Here is a Cabernet Sauvignon blended with 18 percent Cabernet Franc and 2 percent Merlot to produce an unbridled, full-bodied, fruit-forward wine.  Silky tannins, dark berries, vanilla and an earthy spiciness are a treat to the palate.  This wine has a long, smooth finish that marries well with wild game or even those meals more piquant in nature.  In its humble way, Three Saints provides a wine that is balanced and murmuring elegance, class and sophistication. $24.99/bottle.
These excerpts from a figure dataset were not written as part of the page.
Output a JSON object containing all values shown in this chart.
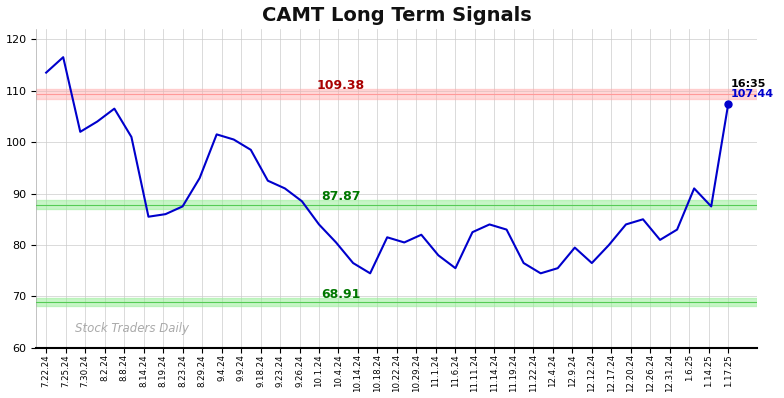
{
  "title": "CAMT Long Term Signals",
  "title_fontsize": 14,
  "background_color": "#ffffff",
  "line_color": "#0000cc",
  "line_width": 1.5,
  "ylim": [
    60,
    122
  ],
  "yticks": [
    60,
    70,
    80,
    90,
    100,
    110,
    120
  ],
  "red_line": 109.38,
  "red_band_half": 1.0,
  "green_line1": 87.87,
  "green_band1_half": 0.8,
  "green_line2": 68.91,
  "green_band2_half": 0.8,
  "annotation_red_text": "109.38",
  "annotation_green1_text": "87.87",
  "annotation_green2_text": "68.91",
  "annotation_last_time": "16:35",
  "annotation_last_value": "107.44",
  "watermark": "Stock Traders Daily",
  "x_labels": [
    "7.22.24",
    "7.25.24",
    "7.30.24",
    "8.2.24",
    "8.8.24",
    "8.14.24",
    "8.19.24",
    "8.23.24",
    "8.29.24",
    "9.4.24",
    "9.9.24",
    "9.18.24",
    "9.23.24",
    "9.26.24",
    "10.1.24",
    "10.4.24",
    "10.14.24",
    "10.18.24",
    "10.22.24",
    "10.29.24",
    "11.1.24",
    "11.6.24",
    "11.11.24",
    "11.14.24",
    "11.19.24",
    "11.22.24",
    "12.4.24",
    "12.9.24",
    "12.12.24",
    "12.17.24",
    "12.20.24",
    "12.26.24",
    "12.31.24",
    "1.6.25",
    "1.14.25",
    "1.17.25"
  ],
  "y_values": [
    113.5,
    116.5,
    102.0,
    104.0,
    106.5,
    101.0,
    85.5,
    86.0,
    87.5,
    93.0,
    101.5,
    100.5,
    98.5,
    92.5,
    91.0,
    88.5,
    84.0,
    80.5,
    76.5,
    74.5,
    81.5,
    80.5,
    82.0,
    78.0,
    75.5,
    82.5,
    84.0,
    83.0,
    76.5,
    74.5,
    75.5,
    79.5,
    76.5,
    80.0,
    84.0,
    85.0,
    81.0,
    83.0,
    91.0,
    87.5,
    107.44
  ],
  "x_indices": [
    0,
    1,
    2,
    3,
    4,
    5,
    6,
    7,
    8,
    9,
    10,
    11,
    12,
    13,
    14,
    15,
    16,
    17,
    18,
    19,
    20,
    21,
    22,
    23,
    24,
    25,
    26,
    27,
    28,
    29,
    30,
    31,
    32,
    33,
    34,
    35
  ]
}
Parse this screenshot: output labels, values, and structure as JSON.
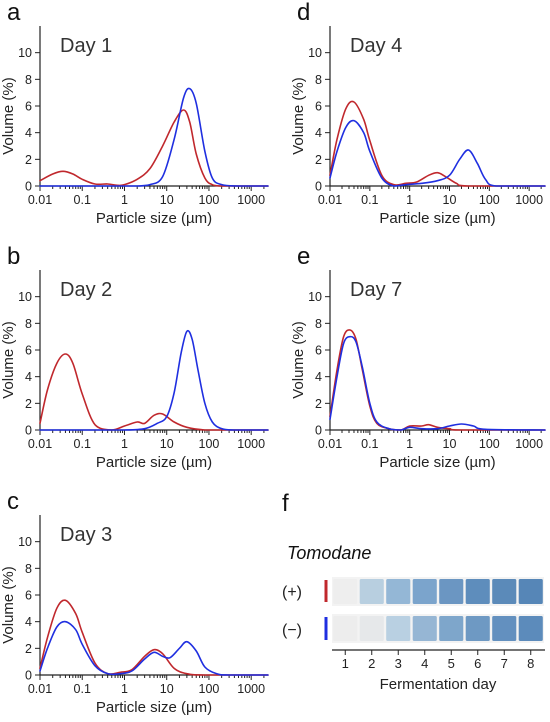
{
  "colors": {
    "plus": "#c0282d",
    "minus": "#1f2fe0"
  },
  "chart_data": [
    {
      "type": "line",
      "panel": "a",
      "annotation": "Day 1",
      "xlabel": "Particle size (µm)",
      "ylabel": "Volume (%)",
      "xscale": "log",
      "xlim": [
        0.01,
        2500
      ],
      "ylim": [
        0,
        12
      ],
      "xticks": [
        0.01,
        0.1,
        1,
        10,
        100,
        1000
      ],
      "xtick_labels": [
        "0.01",
        "0.1",
        "1",
        "10",
        "100",
        "1000"
      ],
      "yticks": [
        0,
        2,
        4,
        6,
        8,
        10
      ],
      "ytick_labels": [
        "0",
        "2",
        "4",
        "6",
        "8",
        "10"
      ],
      "grid": false,
      "series": [
        {
          "color": "#c0282d",
          "x": [
            0.01,
            0.02,
            0.035,
            0.06,
            0.1,
            0.2,
            0.4,
            0.7,
            1,
            2,
            4,
            8,
            15,
            25,
            35,
            50,
            80,
            120,
            200,
            500,
            2500
          ],
          "y": [
            0.4,
            0.9,
            1.1,
            0.9,
            0.5,
            0.15,
            0.15,
            0.05,
            0.1,
            0.5,
            1.3,
            3.0,
            4.8,
            5.7,
            4.8,
            2.4,
            0.6,
            0.1,
            0.0,
            0.0,
            0.0
          ]
        },
        {
          "color": "#1f2fe0",
          "x": [
            0.01,
            0.1,
            1,
            2,
            4,
            8,
            15,
            25,
            35,
            50,
            80,
            120,
            200,
            500,
            2500
          ],
          "y": [
            0.0,
            0.0,
            0.0,
            0.0,
            0.1,
            0.7,
            3.5,
            6.6,
            7.3,
            6.2,
            2.6,
            0.6,
            0.1,
            0.0,
            0.0
          ]
        }
      ]
    },
    {
      "type": "line",
      "panel": "b",
      "annotation": "Day 2",
      "xlabel": "Particle size (µm)",
      "ylabel": "Volume (%)",
      "xscale": "log",
      "xlim": [
        0.01,
        2500
      ],
      "ylim": [
        0,
        12
      ],
      "xticks": [
        0.01,
        0.1,
        1,
        10,
        100,
        1000
      ],
      "xtick_labels": [
        "0.01",
        "0.1",
        "1",
        "10",
        "100",
        "1000"
      ],
      "yticks": [
        0,
        2,
        4,
        6,
        8,
        10
      ],
      "ytick_labels": [
        "0",
        "2",
        "4",
        "6",
        "8",
        "10"
      ],
      "grid": false,
      "series": [
        {
          "color": "#c0282d",
          "x": [
            0.01,
            0.015,
            0.025,
            0.04,
            0.06,
            0.1,
            0.2,
            0.5,
            1,
            2,
            3,
            5,
            8,
            15,
            30,
            80,
            200,
            2500
          ],
          "y": [
            0.5,
            3.0,
            5.0,
            5.7,
            5.0,
            2.7,
            0.4,
            0.0,
            0.3,
            0.6,
            0.5,
            1.1,
            1.2,
            0.6,
            0.2,
            0.0,
            0.0,
            0.0
          ]
        },
        {
          "color": "#1f2fe0",
          "x": [
            0.01,
            0.1,
            1,
            3,
            6,
            10,
            15,
            22,
            30,
            40,
            55,
            80,
            120,
            200,
            400,
            2500
          ],
          "y": [
            0.0,
            0.0,
            0.0,
            0.1,
            0.5,
            1.0,
            2.8,
            5.8,
            7.4,
            6.8,
            4.5,
            2.0,
            0.6,
            0.1,
            0.0,
            0.0
          ]
        }
      ]
    },
    {
      "type": "line",
      "panel": "c",
      "annotation": "Day 3",
      "xlabel": "Particle size (µm)",
      "ylabel": "Volume (%)",
      "xscale": "log",
      "xlim": [
        0.01,
        2500
      ],
      "ylim": [
        0,
        12
      ],
      "xticks": [
        0.01,
        0.1,
        1,
        10,
        100,
        1000
      ],
      "xtick_labels": [
        "0.01",
        "0.1",
        "1",
        "10",
        "100",
        "1000"
      ],
      "yticks": [
        0,
        2,
        4,
        6,
        8,
        10
      ],
      "ytick_labels": [
        "0",
        "2",
        "4",
        "6",
        "8",
        "10"
      ],
      "grid": false,
      "series": [
        {
          "color": "#c0282d",
          "x": [
            0.01,
            0.015,
            0.025,
            0.04,
            0.07,
            0.1,
            0.2,
            0.4,
            0.8,
            1.5,
            3,
            5,
            8,
            15,
            30,
            80,
            2500
          ],
          "y": [
            0.5,
            2.8,
            5.0,
            5.6,
            4.6,
            3.2,
            0.9,
            0.1,
            0.2,
            0.4,
            1.4,
            1.9,
            1.6,
            0.5,
            0.1,
            0.0,
            0.0
          ]
        },
        {
          "color": "#1f2fe0",
          "x": [
            0.01,
            0.015,
            0.025,
            0.04,
            0.07,
            0.1,
            0.2,
            0.4,
            0.8,
            1.5,
            3,
            5,
            8,
            12,
            20,
            30,
            50,
            80,
            150,
            300,
            2500
          ],
          "y": [
            0.3,
            2.0,
            3.6,
            4.0,
            3.4,
            2.3,
            0.7,
            0.1,
            0.1,
            0.3,
            1.2,
            1.7,
            1.4,
            1.3,
            2.0,
            2.5,
            1.8,
            0.6,
            0.1,
            0.0,
            0.0
          ]
        }
      ]
    },
    {
      "type": "line",
      "panel": "d",
      "annotation": "Day 4",
      "xlabel": "Particle size (µm)",
      "ylabel": "Volume (%)",
      "xscale": "log",
      "xlim": [
        0.01,
        2500
      ],
      "ylim": [
        0,
        12
      ],
      "xticks": [
        0.01,
        0.1,
        1,
        10,
        100,
        1000
      ],
      "xtick_labels": [
        "0.01",
        "0.1",
        "1",
        "10",
        "100",
        "1000"
      ],
      "yticks": [
        0,
        2,
        4,
        6,
        8,
        10
      ],
      "ytick_labels": [
        "0",
        "2",
        "4",
        "6",
        "8",
        "10"
      ],
      "grid": false,
      "series": [
        {
          "color": "#c0282d",
          "x": [
            0.01,
            0.015,
            0.025,
            0.04,
            0.07,
            0.1,
            0.2,
            0.4,
            0.8,
            1.5,
            3,
            5,
            8,
            15,
            30,
            2500
          ],
          "y": [
            0.8,
            3.5,
            5.8,
            6.3,
            5.0,
            3.4,
            0.8,
            0.1,
            0.2,
            0.3,
            0.8,
            1.0,
            0.7,
            0.2,
            0.0,
            0.0
          ]
        },
        {
          "color": "#1f2fe0",
          "x": [
            0.01,
            0.015,
            0.025,
            0.04,
            0.07,
            0.1,
            0.2,
            0.4,
            0.8,
            2,
            5,
            10,
            18,
            30,
            50,
            80,
            150,
            2500
          ],
          "y": [
            0.6,
            2.6,
            4.4,
            4.9,
            4.0,
            2.6,
            0.6,
            0.0,
            0.1,
            0.2,
            0.4,
            0.8,
            2.0,
            2.7,
            1.7,
            0.5,
            0.0,
            0.0
          ]
        }
      ]
    },
    {
      "type": "line",
      "panel": "e",
      "annotation": "Day 7",
      "xlabel": "Particle size (µm)",
      "ylabel": "Volume (%)",
      "xscale": "log",
      "xlim": [
        0.01,
        2500
      ],
      "ylim": [
        0,
        12
      ],
      "xticks": [
        0.01,
        0.1,
        1,
        10,
        100,
        1000
      ],
      "xtick_labels": [
        "0.01",
        "0.1",
        "1",
        "10",
        "100",
        "1000"
      ],
      "yticks": [
        0,
        2,
        4,
        6,
        8,
        10
      ],
      "ytick_labels": [
        "0",
        "2",
        "4",
        "6",
        "8",
        "10"
      ],
      "grid": false,
      "series": [
        {
          "color": "#c0282d",
          "x": [
            0.01,
            0.015,
            0.022,
            0.032,
            0.045,
            0.065,
            0.1,
            0.15,
            0.3,
            0.6,
            1,
            2,
            3,
            5,
            10,
            20,
            2500
          ],
          "y": [
            1.0,
            4.5,
            7.0,
            7.5,
            6.8,
            4.5,
            1.8,
            0.5,
            0.1,
            0.0,
            0.3,
            0.3,
            0.4,
            0.2,
            0.1,
            0.0,
            0.0
          ]
        },
        {
          "color": "#1f2fe0",
          "x": [
            0.01,
            0.015,
            0.022,
            0.032,
            0.045,
            0.065,
            0.1,
            0.15,
            0.3,
            0.6,
            1,
            2,
            5,
            10,
            20,
            40,
            80,
            2500
          ],
          "y": [
            0.8,
            4.0,
            6.5,
            7.0,
            6.6,
            4.7,
            2.0,
            0.6,
            0.1,
            0.0,
            0.2,
            0.1,
            0.1,
            0.3,
            0.45,
            0.3,
            0.05,
            0.0
          ]
        }
      ]
    }
  ],
  "panel_f": {
    "letter": "f",
    "title": "Tomodane",
    "rows": [
      {
        "label": "(+)",
        "swatches": [
          "#eeeeee",
          "#b8cfe0",
          "#94b7d6",
          "#7ba4cc",
          "#6b96c2",
          "#5e8dbc",
          "#5b8ab9",
          "#5686b7"
        ]
      },
      {
        "label": "(−)",
        "swatches": [
          "#ededed",
          "#e6e8ea",
          "#b9d0e2",
          "#96b6d4",
          "#7ea6cb",
          "#6e99c3",
          "#6390bf",
          "#5c8bbb"
        ]
      }
    ],
    "x_ticks": [
      "1",
      "2",
      "3",
      "4",
      "5",
      "6",
      "7",
      "8"
    ],
    "xlabel": "Fermentation day"
  }
}
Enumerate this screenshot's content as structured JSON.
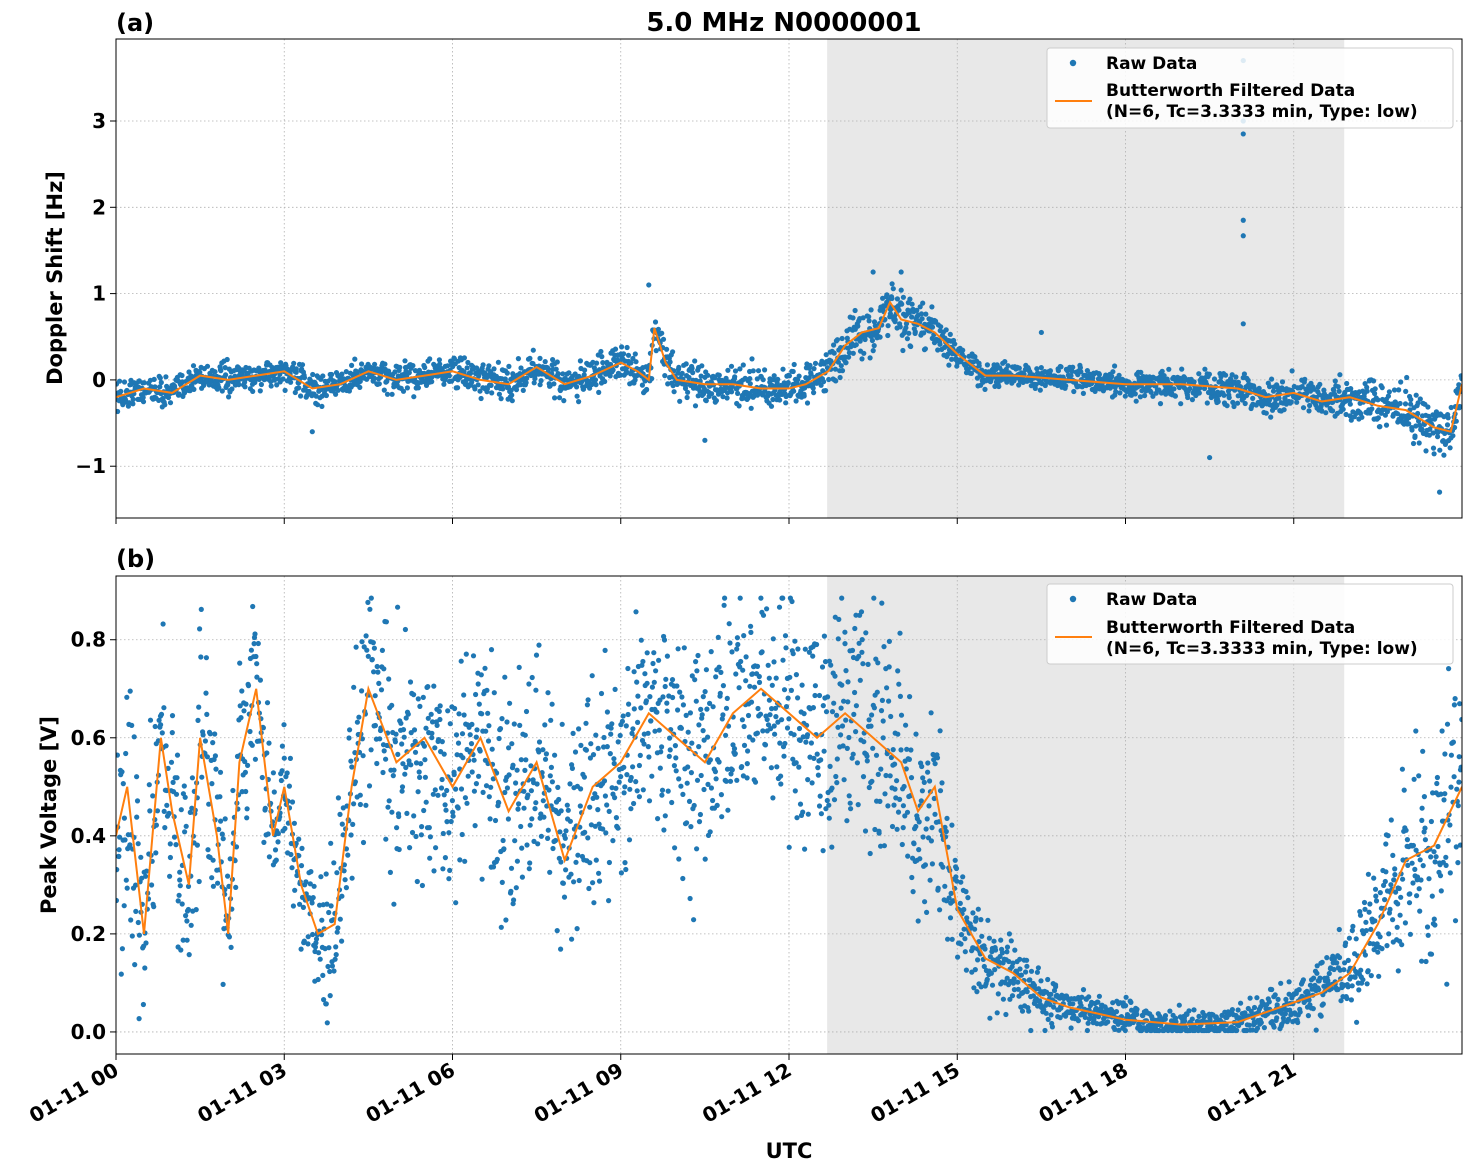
{
  "figure": {
    "title": "5.0 MHz N0000001",
    "xlabel": "UTC",
    "colors": {
      "raw": "#1f77b4",
      "filtered": "#ff7f0e",
      "shade": "#e8e8e8",
      "grid": "#b0b0b0"
    }
  },
  "chart_data": [
    {
      "type": "scatter",
      "panel_label": "(a)",
      "ylabel": "Doppler Shift [Hz]",
      "xlim": [
        0,
        24
      ],
      "ylim": [
        -1.6,
        3.95
      ],
      "yticks": [
        -1,
        0,
        1,
        2,
        3
      ],
      "ytick_labels": [
        "−1",
        "0",
        "1",
        "2",
        "3"
      ],
      "grid": true,
      "legend_position": "top-right",
      "legend": [
        "Raw Data",
        "Butterworth Filtered Data",
        "(N=6, Tc=3.3333 min, Type: low)"
      ],
      "shaded_interval_hours": [
        12.68,
        21.9
      ],
      "filtered_series": {
        "name": "Butterworth Filtered Data",
        "x": [
          0,
          0.5,
          1,
          1.5,
          2,
          2.5,
          3,
          3.5,
          4,
          4.5,
          5,
          5.5,
          6,
          6.5,
          7,
          7.5,
          8,
          8.5,
          9,
          9.3,
          9.5,
          9.6,
          9.8,
          10,
          10.5,
          11,
          11.5,
          12,
          12.3,
          12.7,
          13,
          13.3,
          13.6,
          13.8,
          14,
          14.3,
          14.6,
          15,
          15.5,
          16,
          17,
          18,
          19,
          20,
          20.5,
          21,
          21.5,
          22,
          22.5,
          23,
          23.5,
          23.8,
          24
        ],
        "y": [
          -0.2,
          -0.1,
          -0.15,
          0.05,
          0.0,
          0.05,
          0.1,
          -0.1,
          -0.05,
          0.1,
          0.0,
          0.05,
          0.1,
          0.0,
          -0.05,
          0.15,
          -0.05,
          0.05,
          0.2,
          0.1,
          0.0,
          0.6,
          0.2,
          0.0,
          -0.05,
          -0.05,
          -0.1,
          -0.1,
          -0.05,
          0.1,
          0.4,
          0.55,
          0.6,
          0.9,
          0.7,
          0.65,
          0.55,
          0.3,
          0.05,
          0.05,
          0.0,
          -0.05,
          -0.05,
          -0.1,
          -0.2,
          -0.15,
          -0.25,
          -0.2,
          -0.3,
          -0.35,
          -0.55,
          -0.6,
          -0.05
        ]
      },
      "raw_series": {
        "name": "Raw Data",
        "spread_hz": [
          [
            0,
            0.18
          ],
          [
            3,
            0.18
          ],
          [
            9,
            0.2
          ],
          [
            12.5,
            0.25
          ],
          [
            13.2,
            0.3
          ],
          [
            14.5,
            0.3
          ],
          [
            15,
            0.15
          ],
          [
            18,
            0.15
          ],
          [
            20,
            0.2
          ],
          [
            22,
            0.25
          ],
          [
            24,
            0.35
          ]
        ],
        "outliers": [
          {
            "x": 20.1,
            "y": 3.7
          },
          {
            "x": 20.1,
            "y": 3.0
          },
          {
            "x": 20.1,
            "y": 2.85
          },
          {
            "x": 20.1,
            "y": 1.85
          },
          {
            "x": 20.1,
            "y": 1.67
          },
          {
            "x": 20.1,
            "y": 0.65
          },
          {
            "x": 9.5,
            "y": 1.1
          },
          {
            "x": 13.5,
            "y": 1.25
          },
          {
            "x": 14.0,
            "y": 1.25
          },
          {
            "x": 16.5,
            "y": 0.55
          },
          {
            "x": 19.5,
            "y": -0.9
          },
          {
            "x": 23.6,
            "y": -1.3
          },
          {
            "x": 10.5,
            "y": -0.7
          },
          {
            "x": 3.5,
            "y": -0.6
          }
        ]
      }
    },
    {
      "type": "scatter",
      "panel_label": "(b)",
      "ylabel": "Peak Voltage [V]",
      "xlim": [
        0,
        24
      ],
      "ylim": [
        -0.045,
        0.93
      ],
      "yticks": [
        0.0,
        0.2,
        0.4,
        0.6,
        0.8
      ],
      "ytick_labels": [
        "0.0",
        "0.2",
        "0.4",
        "0.6",
        "0.8"
      ],
      "grid": true,
      "legend_position": "top-right",
      "legend": [
        "Raw Data",
        "Butterworth Filtered Data",
        "(N=6, Tc=3.3333 min, Type: low)"
      ],
      "shaded_interval_hours": [
        12.68,
        21.9
      ],
      "filtered_series": {
        "name": "Butterworth Filtered Data",
        "x": [
          0,
          0.2,
          0.5,
          0.8,
          1,
          1.3,
          1.5,
          1.8,
          2,
          2.2,
          2.5,
          2.8,
          3,
          3.3,
          3.6,
          3.9,
          4.2,
          4.5,
          5,
          5.5,
          6,
          6.5,
          7,
          7.5,
          8,
          8.5,
          9,
          9.5,
          10,
          10.5,
          11,
          11.5,
          12,
          12.5,
          13,
          13.5,
          14,
          14.3,
          14.6,
          15,
          15.5,
          16,
          16.5,
          17,
          18,
          19,
          20,
          20.5,
          21,
          21.5,
          22,
          22.5,
          23,
          23.5,
          24
        ],
        "y": [
          0.4,
          0.5,
          0.2,
          0.6,
          0.45,
          0.3,
          0.6,
          0.4,
          0.2,
          0.55,
          0.7,
          0.4,
          0.5,
          0.3,
          0.2,
          0.22,
          0.5,
          0.7,
          0.55,
          0.6,
          0.5,
          0.6,
          0.45,
          0.55,
          0.35,
          0.5,
          0.55,
          0.65,
          0.6,
          0.55,
          0.65,
          0.7,
          0.65,
          0.6,
          0.65,
          0.6,
          0.55,
          0.45,
          0.5,
          0.25,
          0.15,
          0.12,
          0.07,
          0.05,
          0.025,
          0.015,
          0.02,
          0.04,
          0.06,
          0.08,
          0.12,
          0.22,
          0.35,
          0.38,
          0.5
        ]
      },
      "raw_series": {
        "name": "Raw Data",
        "spread_v": [
          [
            0,
            0.3
          ],
          [
            3.5,
            0.12
          ],
          [
            4,
            0.25
          ],
          [
            12,
            0.25
          ],
          [
            14.5,
            0.25
          ],
          [
            15,
            0.12
          ],
          [
            16,
            0.08
          ],
          [
            17,
            0.04
          ],
          [
            20,
            0.03
          ],
          [
            21,
            0.05
          ],
          [
            22,
            0.1
          ],
          [
            23,
            0.2
          ],
          [
            24,
            0.3
          ]
        ]
      }
    }
  ]
}
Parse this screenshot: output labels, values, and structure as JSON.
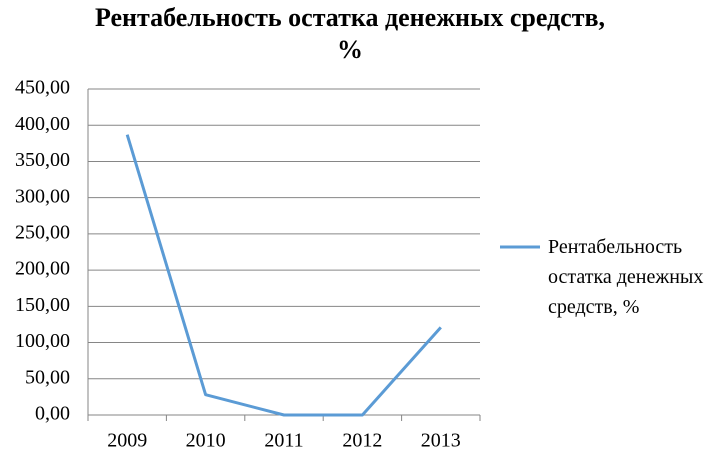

The Creator: K Vintners (Charles Smith) The Creator, Walla Walla, Washington State

Big, like the ultimate “Creator” himself, this wine is about two-thirds Cabernet Sauvignon and one-third Syrah, producing an inky purple sensory monster.  Wine Spectator, which rated it a 91, describes it as “dark and chewy…dense with blackberry, currant and tar flavors, glowing and pulsing against a layer of smoky tannins. Shows a lot of life.” It’s hard not to discuss this wine without mentioning its label and name.  The outrageous Charles Smith deigns to transform his caricature into a god-like figure, suggesting that this wine is perhaps the wine of all wines.  Ironically, judging from the buzz it has created, this wine now has many devoted disciples.  Enjoy with your favorite red meat of the season. $62.99/bottle.